D.C. Mayor Marion Barry's new scholarship fund for economically disadvantaged students got a boost yesterday from a Japanese real estate development company, which presented a check for $100,000 to the mayor to help needy "at risk" youth attend the University of the District of Columbia or a vocational school in the city.
Takaji Kobayashi, 34, president of Shuwa Investments Corp., handed over the check to Barry in the mayor's office and said the contribution is part of the firm's "good neighbor" efforts in communities where Shuwa has real estate holdings.
Barry, whose State of the District message Tuesday included an ambitious program to help inner-city youth stay in school and out of trouble with the law, said he hoped to build the fund through other corporate contributions.
"I truly believe that the cycle of poverty can be broken if one receives a good education that leads to solid employment," Barry said. "This generous donation from Shuwa Investments will give us a marvelous start for the scholarship program . . . . We found that in this materialistic society, young people respond to the money."

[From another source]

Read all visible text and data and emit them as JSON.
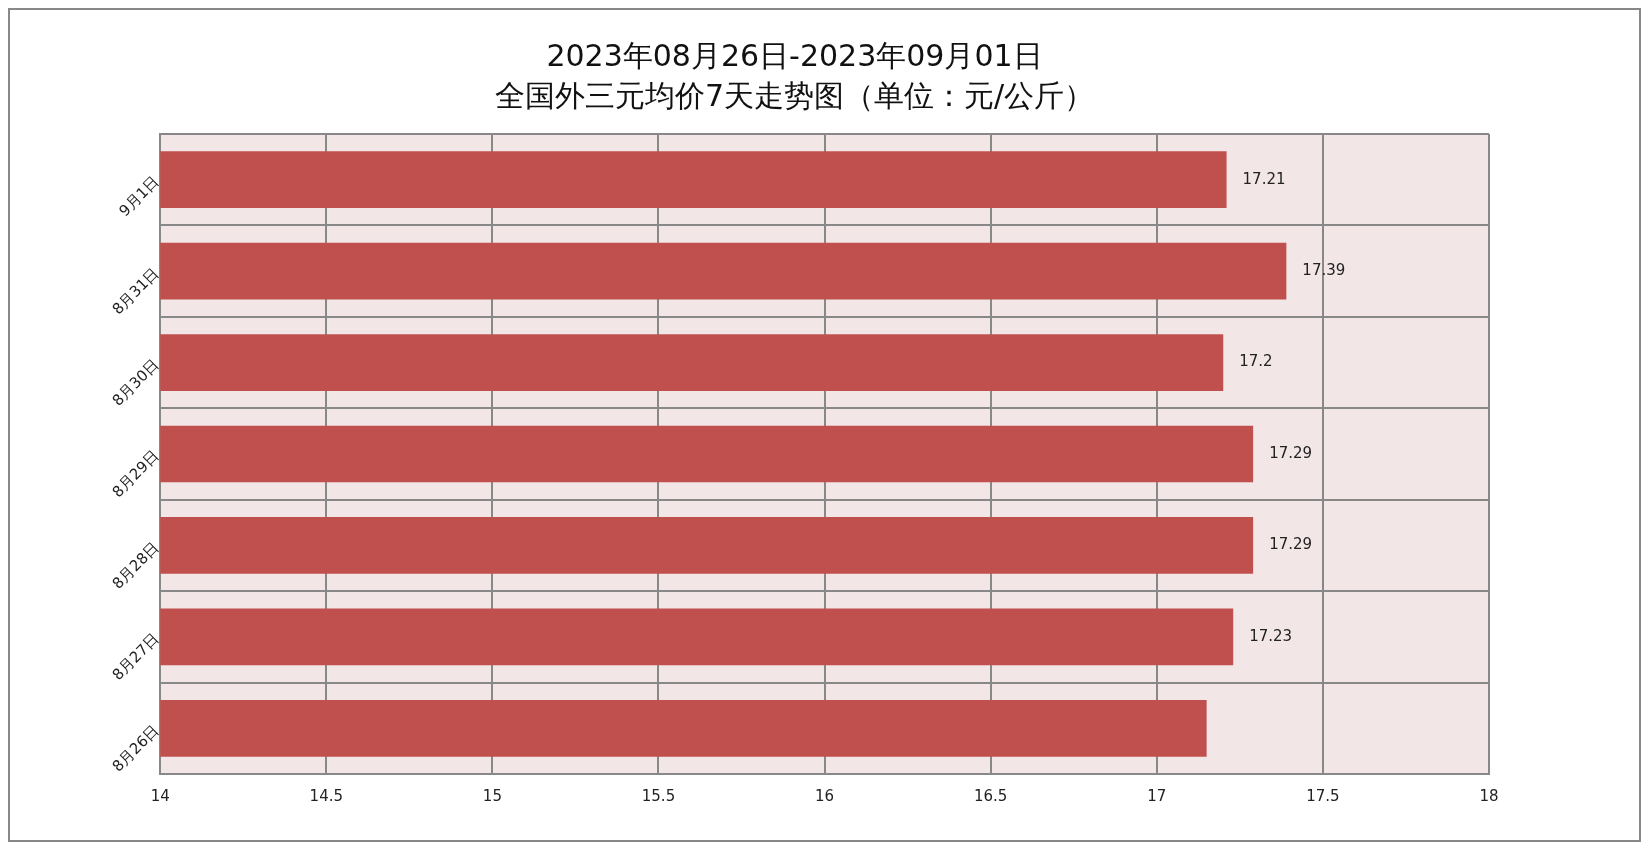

Audrey Rowe, the mayor's special assistant for human resources development, said the scholarship program will target fourth-grade pupils from poor households. These pupils, selected from 10 classes, will be counseled and monitored and guaranteed scholarships to UDC or a technical school when they graduate from high school.

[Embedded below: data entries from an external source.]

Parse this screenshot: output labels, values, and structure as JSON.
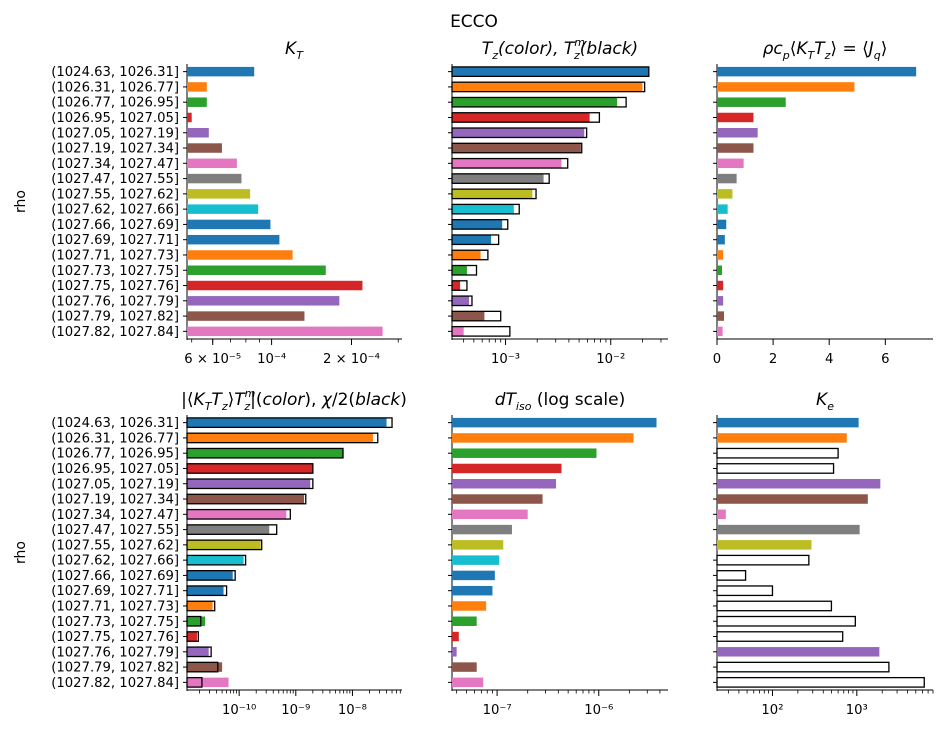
{
  "suptitle": "ECCO",
  "colors": [
    "#1f77b4",
    "#ff7f0e",
    "#2ca02c",
    "#d62728",
    "#9467bd",
    "#8c564b",
    "#e377c2",
    "#7f7f7f",
    "#bcbd22",
    "#17becf",
    "#1f77b4",
    "#1f77b4",
    "#ff7f0e",
    "#2ca02c",
    "#d62728",
    "#9467bd",
    "#8c564b",
    "#e377c2"
  ],
  "chart_data": [
    {
      "id": "kt",
      "type": "bar",
      "orientation": "horizontal",
      "xscale": "log",
      "title": "K_T",
      "ylabel": "rho",
      "xlim": [
        4.8e-05,
        0.00031
      ],
      "xticks": [
        {
          "v": 6e-05,
          "label": "6 × 10⁻⁵"
        },
        {
          "v": 0.0001,
          "label": "10⁻⁴"
        },
        {
          "v": 0.0002,
          "label": "2 × 10⁻⁴"
        }
      ],
      "categories": [
        "(1024.63, 1026.31]",
        "(1026.31, 1026.77]",
        "(1026.77, 1026.95]",
        "(1026.95, 1027.05]",
        "(1027.05, 1027.19]",
        "(1027.19, 1027.34]",
        "(1027.34, 1027.47]",
        "(1027.47, 1027.55]",
        "(1027.55, 1027.62]",
        "(1027.62, 1027.66]",
        "(1027.66, 1027.69]",
        "(1027.69, 1027.71]",
        "(1027.71, 1027.73]",
        "(1027.73, 1027.75]",
        "(1027.75, 1027.76]",
        "(1027.76, 1027.79]",
        "(1027.79, 1027.82]",
        "(1027.82, 1027.84]"
      ],
      "values": [
        8.6e-05,
        5.7e-05,
        5.7e-05,
        5e-05,
        5.8e-05,
        6.5e-05,
        7.4e-05,
        7.7e-05,
        8.3e-05,
        8.9e-05,
        9.9e-05,
        0.000107,
        0.00012,
        0.00016,
        0.00022,
        0.00018,
        0.000133,
        0.000262
      ]
    },
    {
      "id": "tz",
      "type": "bar",
      "orientation": "horizontal",
      "xscale": "log",
      "title": "T_z(color), T_z^m(black)",
      "xlim": [
        0.00031,
        0.035
      ],
      "xticks": [
        {
          "v": 0.001,
          "label": "10⁻³"
        },
        {
          "v": 0.01,
          "label": "10⁻²"
        }
      ],
      "series": [
        {
          "name": "color",
          "values": [
            0.023,
            0.02,
            0.0115,
            0.0063,
            0.0056,
            0.0052,
            0.0034,
            0.0023,
            0.0018,
            0.0012,
            0.00093,
            0.00073,
            0.00058,
            0.00043,
            0.00037,
            0.00045,
            0.00063,
            0.0004
          ]
        },
        {
          "name": "black",
          "values": [
            0.023,
            0.021,
            0.014,
            0.0078,
            0.0059,
            0.0053,
            0.0039,
            0.0026,
            0.00195,
            0.00135,
            0.00105,
            0.00086,
            0.00068,
            0.00053,
            0.00043,
            0.00048,
            0.0009,
            0.0011
          ]
        }
      ]
    },
    {
      "id": "jq",
      "type": "bar",
      "orientation": "horizontal",
      "xscale": "linear",
      "title": "ρc_p⟨K_T T_z⟩ = ⟨J_q⟩",
      "xlim": [
        0,
        7.7
      ],
      "xticks": [
        {
          "v": 0,
          "label": "0"
        },
        {
          "v": 2,
          "label": "2"
        },
        {
          "v": 4,
          "label": "4"
        },
        {
          "v": 6,
          "label": "6"
        }
      ],
      "values": [
        7.1,
        4.9,
        2.45,
        1.3,
        1.45,
        1.3,
        0.95,
        0.7,
        0.55,
        0.38,
        0.33,
        0.28,
        0.22,
        0.18,
        0.22,
        0.22,
        0.25,
        0.2
      ]
    },
    {
      "id": "chi",
      "type": "bar",
      "orientation": "horizontal",
      "xscale": "log",
      "title": "|⟨K_T T_z⟩ T_z^m| (color), χ/2 (black)",
      "ylabel": "rho",
      "xlim": [
        1.2e-11,
        7.5e-08
      ],
      "xticks": [
        {
          "v": 1e-10,
          "label": "10⁻¹⁰"
        },
        {
          "v": 1e-09,
          "label": "10⁻⁹"
        },
        {
          "v": 1e-08,
          "label": "10⁻⁸"
        }
      ],
      "series": [
        {
          "name": "color",
          "values": [
            4e-08,
            2.3e-08,
            7e-09,
            2e-09,
            1.8e-09,
            1.4e-09,
            6.8e-10,
            3.4e-10,
            2.4e-10,
            1.2e-10,
            7.7e-11,
            5.3e-11,
            3.4e-11,
            2.5e-11,
            1.8e-11,
            2.9e-11,
            5e-11,
            6.5e-11
          ]
        },
        {
          "name": "black",
          "values": [
            5e-08,
            2.8e-08,
            6.8e-09,
            2e-09,
            2e-09,
            1.5e-09,
            8e-10,
            4.6e-10,
            2.5e-10,
            1.3e-10,
            8.5e-11,
            6e-11,
            3.7e-11,
            2.1e-11,
            1.9e-11,
            3.2e-11,
            4.2e-11,
            2.2e-11
          ]
        }
      ]
    },
    {
      "id": "dtiso",
      "type": "bar",
      "orientation": "horizontal",
      "xscale": "log",
      "title": "dT_iso (log scale)",
      "xlim": [
        3.6e-08,
        4.8e-06
      ],
      "xticks": [
        {
          "v": 1e-07,
          "label": "10⁻⁷"
        },
        {
          "v": 1e-06,
          "label": "10⁻⁶"
        }
      ],
      "values": [
        3.7e-06,
        2.2e-06,
        9.5e-07,
        4.3e-07,
        3.8e-07,
        2.8e-07,
        2e-07,
        1.4e-07,
        1.15e-07,
        1.05e-07,
        9.5e-08,
        9e-08,
        7.8e-08,
        6.3e-08,
        4.2e-08,
        4e-08,
        6.3e-08,
        7.3e-08
      ]
    },
    {
      "id": "ke",
      "type": "bar",
      "orientation": "horizontal",
      "xscale": "log",
      "title": "K_e",
      "xlim": [
        22,
        8000
      ],
      "xticks": [
        {
          "v": 100,
          "label": "10²"
        },
        {
          "v": 1000,
          "label": "10³"
        }
      ],
      "values": [
        1050,
        760,
        600,
        530,
        1900,
        1350,
        28,
        1080,
        290,
        270,
        48,
        100,
        500,
        960,
        680,
        1850,
        2400,
        6300
      ],
      "filled": [
        true,
        true,
        false,
        false,
        true,
        true,
        true,
        true,
        true,
        false,
        false,
        false,
        false,
        false,
        false,
        true,
        false,
        false
      ]
    }
  ]
}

The scholarship program will aid about 350 students in its first year.
"This is the first actual, tangible business contribution to the fund," said Barry. "We think this will be a catalyst for others."
Under the scholarship program, officials said, an organization or business may sponsor a youth for $8,000 or a class of 35 for $280,000.
Shuwa, which recently purchased the U.S. News & World Report Building here, is a Los Angeles-based firm involved in property development, acquisition and management. Its president is the son of the chairman of the Shuwa Corp. in Tokyo.
The company, which Barry said has no business dealings with the District government, has contributed $700,000 to various programs in Los Angeles and New York, according to company officials.